1. Em contratos de adesão, como os de prestação de serviços de TV por assinatura e internet, mesmo que se reconheça a autonomia da vontade (autodeterminação) do contratante na escolha da prestadora do serviço, o consumidor não tem liberdade de escolher a pessoa jurídica com quem celebrará o contrato de comodato ou locação dos equipamentos necessários para a fruição do serviço.

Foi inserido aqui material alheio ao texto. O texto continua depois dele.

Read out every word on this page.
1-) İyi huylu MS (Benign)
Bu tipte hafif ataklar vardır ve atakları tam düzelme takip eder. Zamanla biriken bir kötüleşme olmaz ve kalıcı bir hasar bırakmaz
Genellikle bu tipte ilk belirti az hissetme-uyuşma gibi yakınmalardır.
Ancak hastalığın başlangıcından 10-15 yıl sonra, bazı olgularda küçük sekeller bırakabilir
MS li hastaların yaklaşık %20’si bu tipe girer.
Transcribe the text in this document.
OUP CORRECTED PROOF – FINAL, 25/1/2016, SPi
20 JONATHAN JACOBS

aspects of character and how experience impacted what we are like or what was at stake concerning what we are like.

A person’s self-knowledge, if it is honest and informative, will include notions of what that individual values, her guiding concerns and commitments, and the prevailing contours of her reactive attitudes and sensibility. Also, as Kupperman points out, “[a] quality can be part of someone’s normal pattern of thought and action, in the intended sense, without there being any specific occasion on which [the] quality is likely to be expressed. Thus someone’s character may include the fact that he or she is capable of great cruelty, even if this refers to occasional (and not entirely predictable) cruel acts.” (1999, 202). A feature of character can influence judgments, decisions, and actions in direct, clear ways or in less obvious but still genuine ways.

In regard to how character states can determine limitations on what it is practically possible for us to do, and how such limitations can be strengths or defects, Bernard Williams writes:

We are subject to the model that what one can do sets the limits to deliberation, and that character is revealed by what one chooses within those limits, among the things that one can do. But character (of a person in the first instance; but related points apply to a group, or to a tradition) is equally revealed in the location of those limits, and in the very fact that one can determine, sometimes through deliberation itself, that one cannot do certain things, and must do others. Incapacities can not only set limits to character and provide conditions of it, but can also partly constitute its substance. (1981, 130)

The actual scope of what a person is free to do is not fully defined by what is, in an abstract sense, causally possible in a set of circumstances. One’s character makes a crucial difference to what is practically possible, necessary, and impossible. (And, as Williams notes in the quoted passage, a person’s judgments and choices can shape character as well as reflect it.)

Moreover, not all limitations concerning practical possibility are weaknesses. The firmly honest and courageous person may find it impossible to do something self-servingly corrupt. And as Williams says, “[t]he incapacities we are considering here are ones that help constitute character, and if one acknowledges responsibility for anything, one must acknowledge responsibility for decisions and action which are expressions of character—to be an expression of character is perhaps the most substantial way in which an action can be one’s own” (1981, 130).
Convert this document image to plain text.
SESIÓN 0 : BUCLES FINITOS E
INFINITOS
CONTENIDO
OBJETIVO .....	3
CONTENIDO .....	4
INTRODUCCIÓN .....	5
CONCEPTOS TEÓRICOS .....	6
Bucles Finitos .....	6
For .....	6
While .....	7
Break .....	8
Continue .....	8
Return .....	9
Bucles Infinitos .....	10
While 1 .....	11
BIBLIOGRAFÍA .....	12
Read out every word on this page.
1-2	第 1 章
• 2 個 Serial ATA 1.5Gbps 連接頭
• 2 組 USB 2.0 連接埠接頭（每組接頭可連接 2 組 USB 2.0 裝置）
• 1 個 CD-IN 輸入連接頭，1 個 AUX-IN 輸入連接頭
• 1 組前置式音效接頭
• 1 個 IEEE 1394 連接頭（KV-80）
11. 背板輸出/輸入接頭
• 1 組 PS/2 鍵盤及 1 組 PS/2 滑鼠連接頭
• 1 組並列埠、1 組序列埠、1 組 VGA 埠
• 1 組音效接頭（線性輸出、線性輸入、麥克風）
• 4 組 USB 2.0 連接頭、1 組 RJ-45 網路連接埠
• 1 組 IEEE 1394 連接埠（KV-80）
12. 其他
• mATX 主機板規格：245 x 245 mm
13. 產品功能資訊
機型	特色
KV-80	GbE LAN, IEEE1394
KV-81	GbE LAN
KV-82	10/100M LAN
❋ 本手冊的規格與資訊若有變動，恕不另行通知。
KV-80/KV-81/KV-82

2. Os negócios jurídicos em questão são complexos. No caso, a locação e o comodato (que costumam ser contratos principais no Direito Civil) figuram como contratos acessórios para o Direito Consumerista, já que são uma decorrência obrigatória da contratação principal da prestação de serviços pelo consumidor.

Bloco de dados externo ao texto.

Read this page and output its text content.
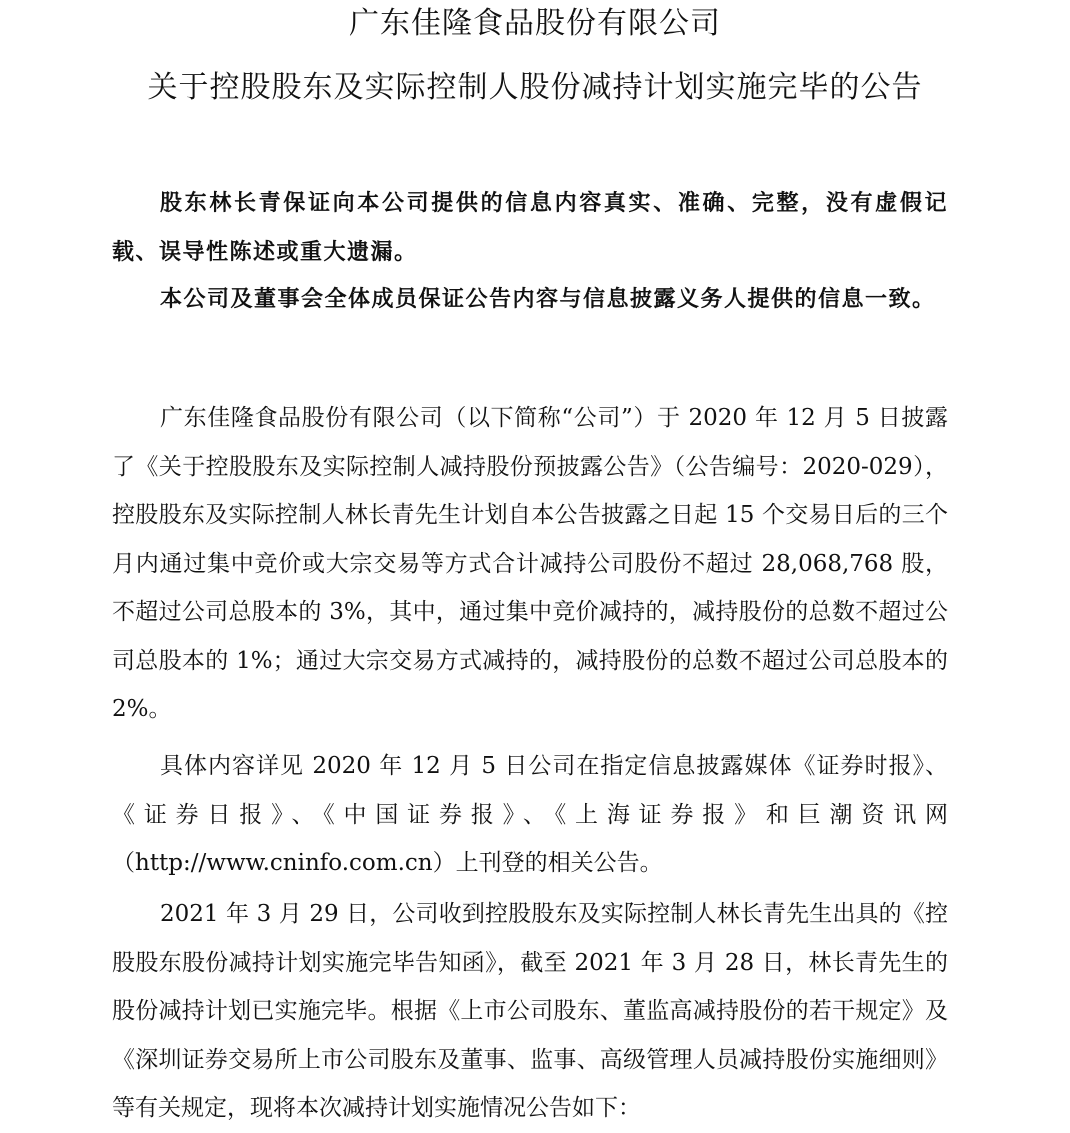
广东佳隆食品股份有限公司
关于控股股东及实际控制人股份减持计划实施完毕的公告

股东林长青保证向本公司提供的信息内容真实、准确、完整，没有虚假记载、误导性陈述或重大遗漏。

本公司及董事会全体成员保证公告内容与信息披露义务人提供的信息一致。

广东佳隆食品股份有限公司（以下简称“公司”）于 2020 年 12 月 5 日披露了《关于控股股东及实际控制人减持股份预披露公告》（公告编号：2020-029），控股股东及实际控制人林长青先生计划自本公告披露之日起 15 个交易日后的三个月内通过集中竞价或大宗交易等方式合计减持公司股份不超过 28,068,768 股，不超过公司总股本的 3%，其中，通过集中竞价减持的，减持股份的总数不超过公司总股本的 1%；通过大宗交易方式减持的，减持股份的总数不超过公司总股本的 2%。

具体内容详见 2020 年 12 月 5 日公司在指定信息披露媒体《证券时报》、《证券日报》、《中国证券报》、《上海证券报》和巨潮资讯网（http://www.cninfo.com.cn）上刊登的相关公告。

2021 年 3 月 29 日，公司收到控股股东及实际控制人林长青先生出具的《控股股东股份减持计划实施完毕告知函》，截至 2021 年 3 月 28 日，林长青先生的股份减持计划已实施完毕。根据《上市公司股东、董监高减持股份的若干规定》及《深圳证券交易所上市公司股东及董事、监事、高级管理人员减持股份实施细则》等有关规定，现将本次减持计划实施情况公告如下：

3. Nem sempre se pode apontar uma solução civil para uma questão de consumo, do mesmo modo que não se pode aplicar acriticamente o CDC a relações típicas do Direito Civil, sob pena de perda dos referenciais teóricos não somente dessas duas disciplinas como também de outras, quando postas, sem nenhuma contextualização, sob indevido atropelo da autonomia de suas dogmáticas e de seus estatutos epistemológicos.

4. A entrega do equipamento ao consumidor é essencial para a prestação do serviço pela operadora (interesse da fornecedora); porém, não interessam ao usuário os aparelhos a serem utilizados pela operadora para a referida prestação do serviço, e sim a efetiva recepção e fruição do sinal de rede/televisivo (interesse do consumidor). Não cabe à parte mais fraca suportar a integral responsabilidade pelos riscos por estar na posse de coisa que serve diretamente aos interesses da prestadora de serviços.

5. A manutenção das cláusulas de assunção integral do risco constantes de contratos de adesão, redigidos unilateralmente pelo fornecedor, representa prática abusiva e desequilíbrio contratual, pondo o consumidor em desvantagem exagerada.

6. Normas de agências reguladoras não podem contrariar a lei, inclusive – e especialmente – aquela que rege o sistema protetivo do consumidor. Recurso especial provido.”